Título: Consolidação afeta preços e margens do leite
Autor: Rocha , Alda do Amaral
Fonte: Valor Econômico, 04/07/2008, Agronegócios, p. B16

O movimento de consolidação no setor de lácteos alterou o comportamento dos preços do leite no país e tem reflexos negativos nas já apertadas margens das indústrias.

Nos Estados que registraram operações importantes de aquisições, como Minas Gerais, Rio Grande do Sul e São Paulo, os preços do leite pagos ao produtor ficaram mais firmes que em outras regiões brasileiras. Agora, por exemplo, quando as cotações já começam a arrefecer em bacias leiteiras como Goiás, os valores ainda estão estáveis ou até sobem nessas regiões onde aumentou a disputa por matéria-prima.

Outro efeito da consolidação - iniciada no segundo semestre de 2007 - é uma oferta elevada de lácteos atualmente, o que deixa as indústrias estocadas. Segundo fontes do setor, algumas empresas que foram vendidas ampliaram a captação de leite para "fazer faturamento" e ficarem mais valorizadas na hora da negociação.

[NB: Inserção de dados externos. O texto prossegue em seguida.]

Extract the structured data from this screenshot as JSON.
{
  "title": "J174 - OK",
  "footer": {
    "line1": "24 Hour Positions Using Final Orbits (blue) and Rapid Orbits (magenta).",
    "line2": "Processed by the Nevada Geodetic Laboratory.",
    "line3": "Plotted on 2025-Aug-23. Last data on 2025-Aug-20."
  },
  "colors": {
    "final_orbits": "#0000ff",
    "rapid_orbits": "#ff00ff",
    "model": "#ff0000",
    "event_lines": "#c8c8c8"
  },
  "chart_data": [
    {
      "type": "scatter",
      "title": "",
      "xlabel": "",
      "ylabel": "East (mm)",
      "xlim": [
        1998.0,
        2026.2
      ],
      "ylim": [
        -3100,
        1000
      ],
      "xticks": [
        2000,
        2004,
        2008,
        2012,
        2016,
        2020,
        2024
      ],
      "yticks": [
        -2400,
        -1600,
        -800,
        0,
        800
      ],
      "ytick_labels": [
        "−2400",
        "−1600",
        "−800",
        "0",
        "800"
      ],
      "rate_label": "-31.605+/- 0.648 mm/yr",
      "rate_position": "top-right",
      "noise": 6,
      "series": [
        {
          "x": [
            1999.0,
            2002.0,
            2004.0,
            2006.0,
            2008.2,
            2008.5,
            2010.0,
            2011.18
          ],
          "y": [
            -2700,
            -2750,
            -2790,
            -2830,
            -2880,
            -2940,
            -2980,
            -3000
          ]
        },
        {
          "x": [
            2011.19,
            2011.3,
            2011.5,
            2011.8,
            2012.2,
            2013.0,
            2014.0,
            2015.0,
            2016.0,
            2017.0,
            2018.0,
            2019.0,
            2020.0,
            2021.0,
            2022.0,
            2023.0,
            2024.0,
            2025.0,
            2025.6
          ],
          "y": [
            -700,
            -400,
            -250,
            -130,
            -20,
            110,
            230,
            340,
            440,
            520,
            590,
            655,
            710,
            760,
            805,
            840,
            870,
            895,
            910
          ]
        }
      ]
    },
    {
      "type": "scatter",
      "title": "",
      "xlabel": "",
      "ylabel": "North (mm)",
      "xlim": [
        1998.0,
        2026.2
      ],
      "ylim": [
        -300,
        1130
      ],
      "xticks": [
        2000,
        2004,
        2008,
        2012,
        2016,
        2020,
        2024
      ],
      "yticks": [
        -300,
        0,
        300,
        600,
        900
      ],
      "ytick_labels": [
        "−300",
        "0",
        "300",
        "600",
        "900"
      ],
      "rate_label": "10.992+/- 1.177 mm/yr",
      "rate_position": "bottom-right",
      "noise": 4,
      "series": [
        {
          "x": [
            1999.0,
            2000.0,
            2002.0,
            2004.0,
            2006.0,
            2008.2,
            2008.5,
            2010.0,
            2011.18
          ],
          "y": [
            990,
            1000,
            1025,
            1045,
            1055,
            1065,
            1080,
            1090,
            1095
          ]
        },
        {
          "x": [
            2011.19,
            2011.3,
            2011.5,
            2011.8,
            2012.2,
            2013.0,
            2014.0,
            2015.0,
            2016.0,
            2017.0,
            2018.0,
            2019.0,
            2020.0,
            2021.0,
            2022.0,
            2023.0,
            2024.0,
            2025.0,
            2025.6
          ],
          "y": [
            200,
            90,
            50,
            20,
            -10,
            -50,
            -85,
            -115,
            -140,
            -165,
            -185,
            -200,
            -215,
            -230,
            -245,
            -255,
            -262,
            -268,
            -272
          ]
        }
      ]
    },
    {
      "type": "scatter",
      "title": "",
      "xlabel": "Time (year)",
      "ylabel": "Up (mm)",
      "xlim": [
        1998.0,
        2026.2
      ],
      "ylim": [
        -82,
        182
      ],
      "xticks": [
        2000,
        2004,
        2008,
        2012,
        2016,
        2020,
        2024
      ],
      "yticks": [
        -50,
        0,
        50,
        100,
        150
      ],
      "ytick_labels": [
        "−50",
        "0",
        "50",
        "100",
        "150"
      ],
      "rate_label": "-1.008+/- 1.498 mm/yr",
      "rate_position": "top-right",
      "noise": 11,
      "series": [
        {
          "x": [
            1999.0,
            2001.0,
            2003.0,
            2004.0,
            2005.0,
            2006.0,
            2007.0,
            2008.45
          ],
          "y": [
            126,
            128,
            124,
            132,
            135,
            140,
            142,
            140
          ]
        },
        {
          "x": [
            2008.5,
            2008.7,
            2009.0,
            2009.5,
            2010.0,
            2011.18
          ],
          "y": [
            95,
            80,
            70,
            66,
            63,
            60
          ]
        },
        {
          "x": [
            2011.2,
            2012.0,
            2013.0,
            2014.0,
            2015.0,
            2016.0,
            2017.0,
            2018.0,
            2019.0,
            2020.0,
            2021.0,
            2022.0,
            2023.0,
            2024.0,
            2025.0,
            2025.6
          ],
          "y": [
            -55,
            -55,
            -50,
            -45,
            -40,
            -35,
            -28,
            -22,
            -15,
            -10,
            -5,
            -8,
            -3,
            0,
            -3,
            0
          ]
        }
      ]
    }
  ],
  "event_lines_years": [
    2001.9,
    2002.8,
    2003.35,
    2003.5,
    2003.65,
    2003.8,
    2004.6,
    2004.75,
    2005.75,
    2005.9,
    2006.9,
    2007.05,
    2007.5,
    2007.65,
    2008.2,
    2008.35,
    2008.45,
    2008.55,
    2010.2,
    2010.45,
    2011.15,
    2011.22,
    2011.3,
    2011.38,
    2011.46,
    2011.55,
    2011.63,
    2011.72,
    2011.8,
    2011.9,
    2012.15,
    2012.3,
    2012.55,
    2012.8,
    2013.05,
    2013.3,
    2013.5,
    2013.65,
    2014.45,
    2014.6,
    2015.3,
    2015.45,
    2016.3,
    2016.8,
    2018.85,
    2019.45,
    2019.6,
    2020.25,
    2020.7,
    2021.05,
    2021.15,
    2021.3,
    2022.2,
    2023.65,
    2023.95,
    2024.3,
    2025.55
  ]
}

Maurício Nogueira, especialista em leite da Scot Consultoria, afirma que antes da onda de aquisições, os preços eram praticamente iguais em São Paulo, Goiás e Minas Gerais. Isso mudou depois que empresas começaram a comprar unidades em outros Estados para "equilibrar o mix". "[O preço em] Goiás foi o primeiro que caiu. São Paulo e Minas estão mais caros".

Esse movimento das empresas para garantir matéria-prima beneficia os produtores de leite, observa Nogueira. Mas do lado das indústrias de lácteos, que têm as margens tradicionalmente pequenas, o novo quadro não agrada. Um empresário paulista diz que os preços ao produtor hoje estão "artificialmente" altos.

Segundo ele, diante do cenário de oferta elevada de matéria-prima no Brasil e mercado internacional menos aquecido que no ano passado, os preços pagos aos produtores não deveriam estar tão mais altos que em 2007.

Levantamento da Scot mostra que em Minas Gerais, o valor pago em junho passado - pelo leite entregue em maio - é 22,5% superior ao de igual mês do ano passado. Isso apesar de a produção de leite estar em alta. Segundo o IBGE, no primeiro trimestre deste ano, os laticínios sob inspeção sanitária federal, estadual ou municipal adquiriram 4,893 bilhões de litros de leite, aumento de 9,2% sobre o mesmo período de 2007.

Os preços ao produtor mais aquecidos em São Paulo também são resultado do decreto do governo paulista, que elevou de 7% para 18% o ICMS do leite longa vida proveniente de outros Estados e zerou o ICMS do produto processado em São Paulo. Isso valorizou os preços do leite ao pecuarista do Estado.

"Há empresas trabalhando com margens muito baixas ou negativas", comentou o empresário. Um executivo da indústria em Minas diz que a margem líquida das empresas do setor "em anos bons" alcança 5%. Hoje está na casa dos 2% a 3%. As margens também estão mais apertadas porque a alta dos preços do leite longa vida no varejo já faz o consumidor se retrair. Com isso, as indústrias perdem poder de barganha nas vendas às redes e ao atacado. Em junho, segundo a Scot, os preços no atacado paulista recuaram 0,7%.

Diante do quadro menos favorável para a indústria de lácteos - e quando a capacidade de fazer caixa de uma empresa como a Parmalat é colocada em xeque -, há quem acredite que a euforia das aquisições dará lugar a uma postura mais cautelosa por parte das empresas. De qualquer forma, dificilmente o ritmo de operações de 2007 e do primeiro semestre deste ano se repetiria. Uma das mais agressivas em aquisições nesse período foi a Perdigão, que comprou a Eleva, com unidades no Rio Grande do Sul e Goiás, e a Cotochés, em Minas Gerais. Já a Parmalat comprou a paulista Só Nata, a Ibituruna em Governador Valadares (MG), além do negócio Poços de Caldas, da Danone.

Outra atuação agressiva teve a gaúcha Bom Gosto, que desde julho de 2007 já fez quatro aquisições. A empresa comprou em Minas a DaMatta e o Laticínios Santa Rita. No Rio Grande do Sul, adquiriu a Nutrilat e a Coorlac. Além disso, o Bertin comprou a Vigor em outubro passado, a Nilza ficou com a mineira Montelac, numa disputa com a Parmalat este ano e a GP Investimentos, adquiriu o goiano Morrinhos.